【響】<01>問いづくり 過ぎたるは及ばざるがごとし
★新学習指導要領の目玉の1つ「総合的な探究の時間」(以降「探究」)。世の中は「探究」=問いづくりというショートした強迫観念を製造しているのではないかと思われるコンサルビジネスの宣伝や出版物があふれています。
★たしかに問いは大切です。しかし、問い作りのための学びになって、問いを作らなければならない、問いが生まれるまで我慢しなさい、でも時間はこの50分の中でねとなると、何か違います。
★決められた時間の中で、朝から晩まで自問自答しながら学び、さらに大きな問いを作りなさいと問いの生産工場化してしまったらどうでしょう。そこに主体性は生まれないし自由は疎外されていきます。結局時間泥棒の思うツボですね。
★問いは世界を受け入れ、どうしようもない壁にぶつかった時、それが問いになります。日常生活であれ極限状況であれ、そこに世界が開かれたとき、同時に問いは生まれてきます。因果関係ではないのです。同時なのです。そして、ようやくその問いを解決しようというやむにやまれぬ意志が生まれてきたとき世界作りが始動します。
★私たちが好奇心を大事にし、興味と関心を大切にし、オープンマインドを重視するのは、問いをつくることが先に来るのではなく、まず受け入れるということが優先するからです。経験が大事だということはそういうことです。
★問いは自然の中に浸り受け入れるからこそピカッと閃くわけです。
★人間関係をエゴの視点で見るのではなく、オープンマインドで見るから痛みが了解できます。すると物事がなかなかうまくいかないという疑問が湧いてきます。
★私は私であることを受け入れるから、私を私でないものに駆り立てていたものに気づきます。どうやってそれを解除するか問いが生まれます。
★写真やデータから問いが生まれるのは、写真やデータの背景にある現実を引き受けるからこそです。イマジネーションはリアルを超えた場でリアルを受け入れる経験です。ほとんどの学問はこの経験から出発するわけです。部分から全体をイメージする経験から始まるのです。
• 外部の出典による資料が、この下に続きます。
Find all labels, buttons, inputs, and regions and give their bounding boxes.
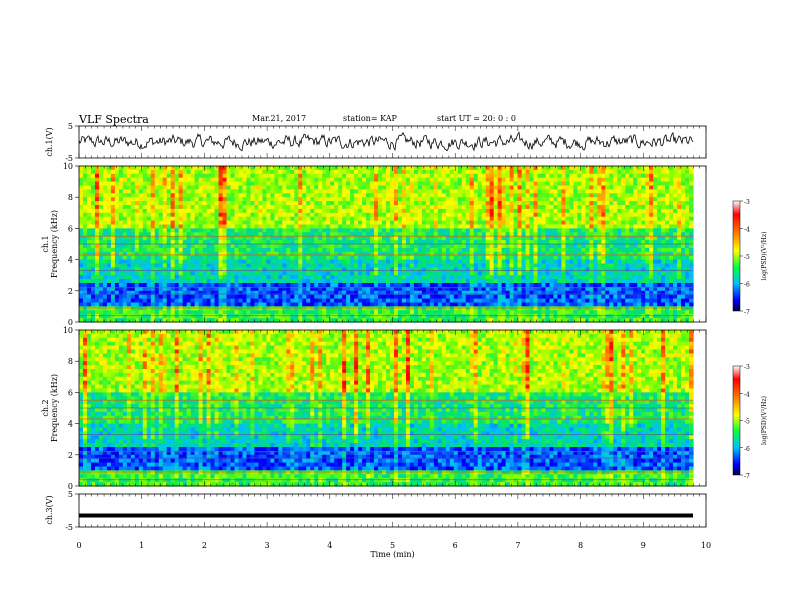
ch1-ylabel: ch.1(V) [45,127,54,156]
ch1-spec-ylabel-1: ch.1 [41,235,50,252]
ch1-colorbar-tick-4: -7 [744,309,750,316]
ch1-spectrogram [79,166,694,323]
ytick-label-3-1: -5 [65,523,73,532]
ytick-label-2-4: 8 [68,357,73,366]
ch2-colorbar-tick-0: -3 [744,364,750,371]
xaxis-title: Time (min) [370,550,414,559]
xtick-label-10: 10 [701,541,711,550]
xtick-label-8: 8 [578,541,583,550]
header-title: VLF Spectra [79,113,149,126]
ch2-spec-ylabel-1: ch.2 [41,399,50,416]
ch1-colorbar-tick-0: -3 [744,199,750,206]
xtick-label-3: 3 [265,541,270,550]
ch1-colorbar-tick-1: -4 [744,227,750,234]
ytick-label-1-1: 2 [68,287,73,296]
ytick-label-1-2: 4 [68,256,73,265]
ch2-colorbar [732,365,741,476]
ytick-label-1-5: 10 [63,162,73,171]
ytick-label-2-0: 0 [68,482,73,491]
ytick-label-1-4: 8 [68,193,73,202]
ytick-label-0-0: 5 [68,122,73,131]
ch1-colorbar-tick-2: -5 [744,254,750,261]
ch2-colorbar-tick-4: -7 [744,473,750,480]
ytick-label-1-0: 0 [68,318,73,327]
ytick-label-2-1: 2 [68,451,73,460]
ch1-colorbar-label: log(PSD)(V²/Hz) [761,232,768,281]
ch2-colorbar-label: log(PSD)(V²/Hz) [761,396,768,445]
ytick-label-1-3: 6 [68,224,73,233]
ch1-colorbar [732,200,741,312]
ch1-colorbar-tick-3: -6 [744,282,750,289]
xtick-label-2: 2 [202,541,207,550]
ytick-label-3-0: 5 [68,490,73,499]
ch2-colorbar-tick-2: -5 [744,419,750,426]
header-station: station= KAP [343,114,397,123]
ch2-spectrogram [79,330,694,487]
xtick-label-9: 9 [641,541,646,550]
header-start-time: start UT = 20: 0 : 0 [437,114,516,123]
ch2-colorbar-tick-3: -6 [744,446,750,453]
xtick-label-0: 0 [76,541,81,550]
ch3-ylabel: ch.3(V) [45,495,54,524]
xtick-label-5: 5 [390,541,395,550]
ch2-colorbar-tick-1: -4 [744,391,750,398]
xtick-label-7: 7 [515,541,520,550]
ytick-label-2-2: 4 [68,420,73,429]
ch2-spec-ylabel-2: Frequency (kHz) [50,374,59,442]
ytick-label-2-5: 10 [63,326,73,335]
ch1-spec-ylabel-2: Frequency (kHz) [50,210,59,278]
xtick-label-4: 4 [327,541,332,550]
ytick-label-0-1: -5 [65,154,73,163]
ytick-label-2-3: 6 [68,388,73,397]
header-date: Mar.21, 2017 [252,114,307,123]
ch1-waveform-series [78,131,694,152]
xtick-label-1: 1 [139,541,144,550]
xtick-label-6: 6 [453,541,458,550]
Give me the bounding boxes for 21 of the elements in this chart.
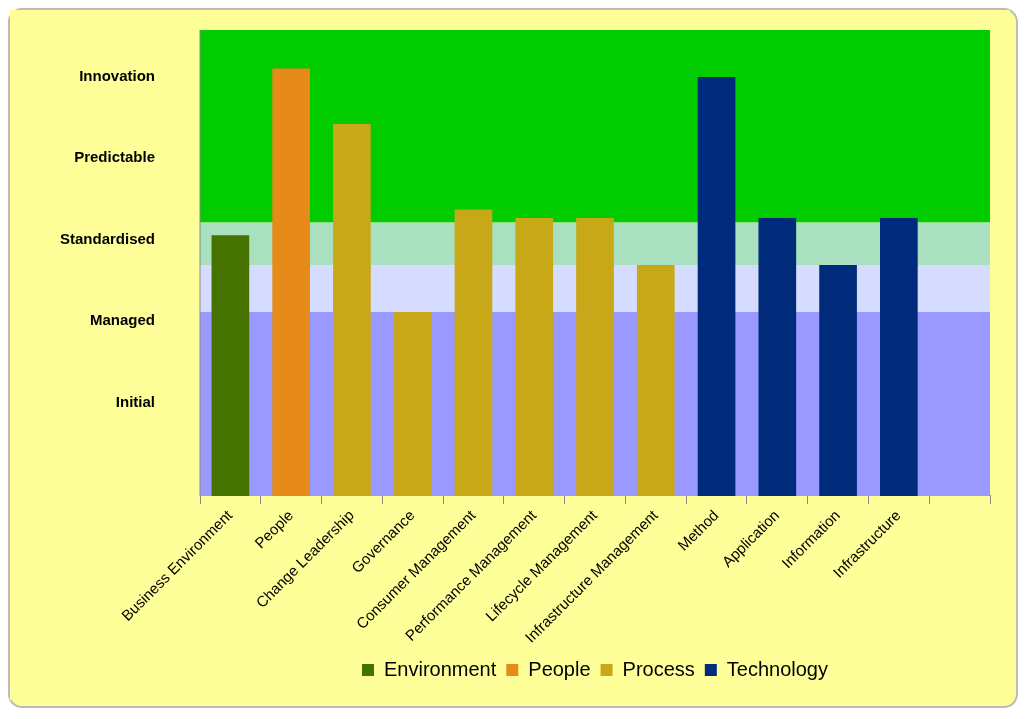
bar xyxy=(697,77,736,496)
text: Initial xyxy=(115,392,155,410)
bar xyxy=(819,265,857,496)
legend-label: Environment xyxy=(384,657,497,680)
text: Innovation xyxy=(79,66,155,84)
bar xyxy=(880,218,918,496)
bar xyxy=(454,209,493,496)
legend-label: Technology xyxy=(726,657,828,680)
text: Standardised xyxy=(59,229,155,247)
bar xyxy=(576,218,614,496)
bar xyxy=(636,265,675,496)
bar xyxy=(333,124,371,496)
legend-label: Process xyxy=(622,657,695,680)
bar xyxy=(211,235,250,496)
bar xyxy=(393,312,432,496)
text: Managed xyxy=(89,311,155,329)
bar xyxy=(272,68,310,496)
legend-label: People xyxy=(528,657,591,680)
bar xyxy=(515,218,554,496)
text: Predictable xyxy=(74,148,155,166)
bar xyxy=(758,218,797,496)
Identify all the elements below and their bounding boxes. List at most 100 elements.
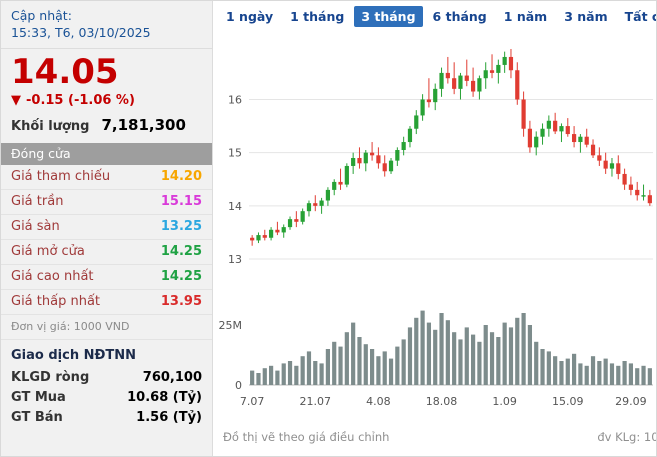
candle-body <box>584 136 589 145</box>
candle-body <box>376 155 381 164</box>
volume-bar <box>584 365 589 385</box>
range-button-3-month[interactable]: 3 tháng <box>354 5 423 27</box>
row-label: Giá trần <box>11 194 64 210</box>
stock-chart-svg[interactable]: 13 14 15 16 0 25M 7.07 21.07 4.08 18.08 1.09 15.09 2… <box>213 29 656 421</box>
candle-body <box>597 155 602 161</box>
volume-bar <box>470 334 476 385</box>
volume-bar <box>502 322 507 385</box>
candle-body <box>496 64 501 73</box>
x-axis-label: 1.09 <box>492 395 517 408</box>
gridlines <box>249 98 653 386</box>
candle-body <box>313 203 318 206</box>
range-button-1-day[interactable]: 1 ngày <box>226 8 274 24</box>
price-change-value: -0.15 (-1.06 %) <box>26 93 135 109</box>
quote-sidebar: Cập nhật: 15:33, T6, 03/10/2025 14.05 ▼ … <box>1 1 213 456</box>
volume-bar <box>508 327 514 385</box>
row-label: Giá sàn <box>11 219 60 235</box>
row-label: KLGD ròng <box>11 370 90 386</box>
volume-bar <box>647 368 652 385</box>
candle-body <box>250 237 255 241</box>
row-value: 13.95 <box>160 294 202 310</box>
candle-body <box>369 152 375 156</box>
candle-body <box>609 163 615 169</box>
candle-body <box>268 229 274 238</box>
candle-body <box>603 160 608 169</box>
volume-bar <box>464 327 469 385</box>
candle-body <box>635 189 640 196</box>
volume-bar <box>559 361 564 385</box>
candle-body <box>571 134 577 143</box>
volume-bar <box>597 361 602 385</box>
volume-bar <box>369 349 375 385</box>
volume-bar <box>250 370 255 385</box>
volume-bar <box>414 317 419 385</box>
volume-bar <box>357 337 362 385</box>
volume-bar <box>527 325 533 385</box>
row-value: 14.25 <box>160 269 202 285</box>
chart-footer-note: Đồ thị vẽ theo giá điều chỉnh <box>223 430 390 444</box>
last-update: Cập nhật: 15:33, T6, 03/10/2025 <box>1 1 212 49</box>
candle-body <box>527 128 533 148</box>
volume-bar <box>565 358 570 385</box>
range-button-3-year[interactable]: 3 năm <box>564 8 608 24</box>
row-label: GT Bán <box>11 410 63 426</box>
table-row: GT Bán 1.56 (Tỷ) <box>1 408 212 428</box>
volume-bar <box>319 363 324 385</box>
volume-bar <box>616 365 621 385</box>
row-value: 14.20 <box>160 169 202 185</box>
volume-bar <box>351 322 356 385</box>
svg-text:13: 13 <box>228 253 242 266</box>
table-row: Giá cao nhất 14.25 <box>1 265 212 291</box>
candle-body <box>433 88 438 103</box>
candle-body <box>382 163 387 172</box>
candle-body <box>401 142 406 151</box>
volume-bar <box>635 368 640 385</box>
volume-bar <box>313 361 318 385</box>
volume-bar <box>628 363 634 385</box>
range-button-6-month[interactable]: 6 tháng <box>432 8 487 24</box>
volume-bar <box>578 363 583 385</box>
candle-body <box>275 229 280 233</box>
volume-bar <box>609 363 615 385</box>
volume-bar <box>401 339 406 385</box>
table-row: Giá mở cửa 14.25 <box>1 240 212 266</box>
volume-bar <box>641 365 646 385</box>
volume-bar <box>388 358 394 385</box>
volume-bar <box>489 332 495 385</box>
volume-bar <box>363 344 368 385</box>
candle-body <box>641 195 646 197</box>
last-update-label: Cập nhật: <box>11 8 72 23</box>
candle-body <box>281 227 286 233</box>
candle-body <box>502 56 507 65</box>
candle-body <box>521 99 526 129</box>
volume-bar <box>452 332 457 385</box>
volume-bar <box>332 341 337 385</box>
svg-text:25M: 25M <box>219 319 243 332</box>
row-label: GT Mua <box>11 390 66 406</box>
candle-body <box>616 163 621 174</box>
svg-text:15: 15 <box>228 147 242 160</box>
volume-bar <box>275 370 280 385</box>
table-row: Giá thấp nhất 13.95 <box>1 290 212 316</box>
candle-body <box>628 184 634 190</box>
volume-bar <box>376 356 381 385</box>
table-row: Giá tham chiếu 14.20 <box>1 165 212 191</box>
volume-bar <box>603 358 608 385</box>
volume-label: Khối lượng <box>11 119 90 135</box>
volume-bar <box>300 356 305 385</box>
down-arrow-icon: ▼ <box>11 93 21 109</box>
candle-body <box>534 136 539 148</box>
candlestick-series <box>250 48 652 246</box>
range-button-1-month[interactable]: 1 tháng <box>290 8 345 24</box>
row-label: Giá cao nhất <box>11 269 94 285</box>
volume-bar <box>477 341 482 385</box>
volume-bar <box>458 339 463 385</box>
range-button-all[interactable]: Tất cả <box>624 8 656 24</box>
range-button-1-year[interactable]: 1 năm <box>503 8 548 24</box>
candle-body <box>332 181 337 190</box>
row-value: 10.68 (Tỷ) <box>127 390 202 406</box>
candle-body <box>452 78 457 89</box>
volume-bar <box>439 313 444 385</box>
volume-bar <box>553 356 558 385</box>
candle-body <box>294 219 299 222</box>
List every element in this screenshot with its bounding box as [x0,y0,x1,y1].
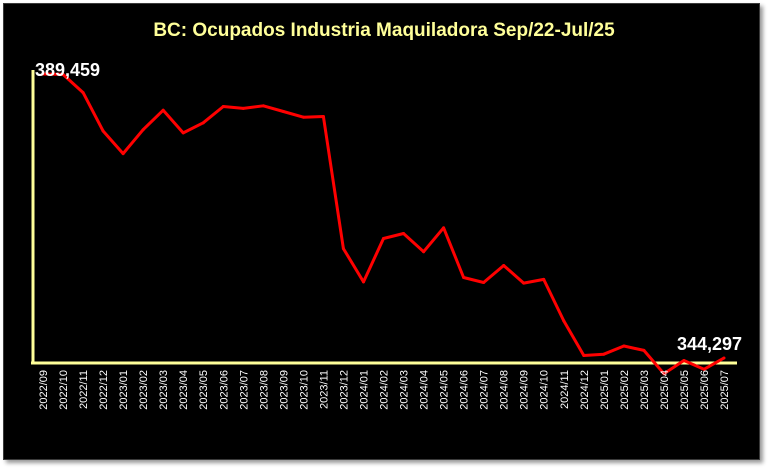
data-point [382,237,385,241]
x-tick-label: 2025/01 [599,370,611,410]
x-tick-label: 2025/07 [719,370,731,410]
data-point [622,344,626,348]
x-tick-label: 2023/05 [198,370,210,410]
data-point [161,108,165,112]
x-tick-label: 2023/07 [238,370,250,410]
data-point [141,128,145,132]
data-point [502,264,506,268]
x-tick-label: 2024/10 [539,370,551,410]
data-point [482,281,486,285]
chart-title: BC: Ocupados Industria Maquiladora Sep/2… [153,20,615,41]
data-point [41,72,45,76]
data-point [722,356,726,360]
x-tick-label: 2022/10 [58,370,70,410]
x-tick-label: 2024/12 [579,370,591,410]
x-tick-label: 2023/01 [118,370,130,410]
x-tick-label: 2023/10 [298,370,310,410]
x-tick-label: 2023/03 [158,370,170,410]
chart-frame [3,3,760,460]
data-point [81,91,85,95]
data-point [281,109,285,113]
x-tick-label: 2025/06 [699,370,711,410]
x-tick-label: 2023/06 [218,370,230,410]
x-tick-label: 2025/03 [639,370,651,410]
x-tick-label: 2022/12 [98,370,110,410]
x-tick-label: 2024/11 [559,370,571,409]
data-point [201,121,205,125]
x-tick-label: 2022/09 [38,370,50,410]
x-tick-label: 2024/03 [399,370,411,410]
data-point [542,277,546,281]
x-tick-label: 2023/11 [318,370,330,409]
data-point [241,106,245,110]
data-point [422,250,426,254]
data-point [361,280,365,284]
x-tick-labels: 2022/09 2022/10 2022/11 2022/12 2023/01 2023/… [38,370,731,410]
series-points [41,72,726,376]
data-point [181,131,185,135]
x-tick-label: 2024/02 [379,370,391,410]
x-tick-label: 2024/07 [479,370,491,410]
x-tick-label: 2024/06 [459,370,471,410]
first-value-label: 389,459 [35,60,100,80]
data-point [582,353,586,357]
x-tick-label: 2024/04 [419,370,431,410]
data-point [702,367,706,371]
x-tick-label: 2025/05 [679,370,691,410]
x-tick-label: 2023/09 [278,370,290,410]
data-point [462,275,466,279]
series-line [42,72,725,376]
data-point [61,72,65,76]
x-tick-label: 2025/04 [659,370,671,410]
x-tick-label: 2023/02 [138,370,150,410]
data-point [121,152,125,156]
x-tick-label: 2025/02 [619,370,631,410]
x-tick-label: 2022/11 [78,370,90,409]
data-point [562,319,566,323]
data-point [442,226,446,230]
x-tick-label: 2024/08 [499,370,511,410]
data-point [261,104,265,108]
x-tick-label: 2024/05 [439,370,451,410]
data-point [602,352,606,356]
x-tick-label: 2024/09 [519,370,531,410]
x-tick-label: 2024/01 [358,370,370,410]
data-point [341,247,345,251]
data-point [682,358,686,362]
x-tick-label: 2023/12 [338,370,350,410]
data-point [221,104,225,108]
data-point [402,231,406,235]
data-point [662,372,666,376]
data-point [642,348,646,352]
x-tick-label: 2023/08 [258,370,270,410]
data-point [101,129,105,133]
x-tick-label: 2023/04 [178,370,190,410]
data-point [522,281,526,285]
last-value-label: 344,297 [677,334,742,354]
data-point [321,115,325,119]
data-point [301,115,305,119]
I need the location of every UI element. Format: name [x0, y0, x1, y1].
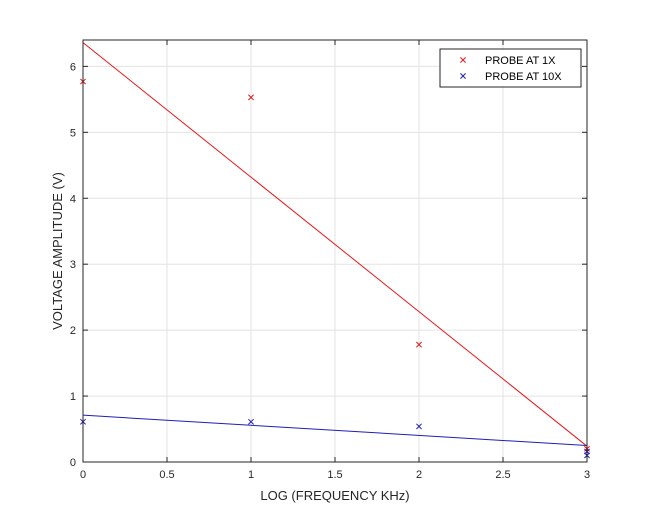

★武道や茶道などの「道」を歩むとき、明鏡止水の境地は大切です。だからマインドフルネスやスピリチュアリティは大事です。問いを作ることを目的とする生産行動は、自らの本質への道を閉ざします。ストレスがたまる一方です。
★それゆえ、問い作りと世界作りは違うのです。世界は限られた時間ではできないのです。できたと思ってもそれは世界の部分集合です。世界は1人の力ではできません。また同時代人でもできません。この諦めを受け継ぐ形に反転していく勇気が世界作りです。
★ですから、自分が生きているうちにはどうしようもない壁にぶつかるのです。にもかかわらずなんとかしようという想いが次代に世界作りの松明を渡すことになるのです。
★この松明を渡すことに関心(=愛)がないと、次世代に渡すものはツケになります。ですから松明を燃やす断固たる覚悟が必要です。
★「探究」はその覚悟をもつことの重要性に気づく大事な機会かもしれません。
★問い作りの強迫観念。問いを生み出すためのスキルだとシフトできる生徒と問いというのは本質にいきなり向かうものだと思い込む生徒がいます。その生徒は長大な時間を過ごすことができれば問題はありませんが、限られた時間だと危険です。前者は強迫観念から解放されます。しかし、後者はこの時間内に本質的な問いを作らねばならないという囚われの身になり鬱屈し、不安になり、固まります。本人が本質的な問いに向かっているという意識がないので、解放されないままになるのです。
★総合型選抜は、後者になりがちです。しかし、そのような問いは大学に入ってからさらに研究し続けながら引き継がれていくものです。問いが生まれてくる構えができているかどうかが本来大事なのに、そこを認識できないままだと、一般入試以上に劇薬になります。
★すでにその被害にあっている生徒がたくさんいます。現場の教師は、その匙加減をケアしながら探究に臨まなくてはならない時代です。いい加減ではなく良い加減がということでしょう。知識暗記の強迫観念だけではなく深い学びの強迫観念が学校に通うことを拒む結果になるかもしれません。
★ダブルバインドどころマルチバインドを生み出す危険性があります。良薬口に苦しを通り越しては元も子もありません。過ぎたる及ばざるがごとし。及ばざるは過ぎたるよりまされりでいきたいものです。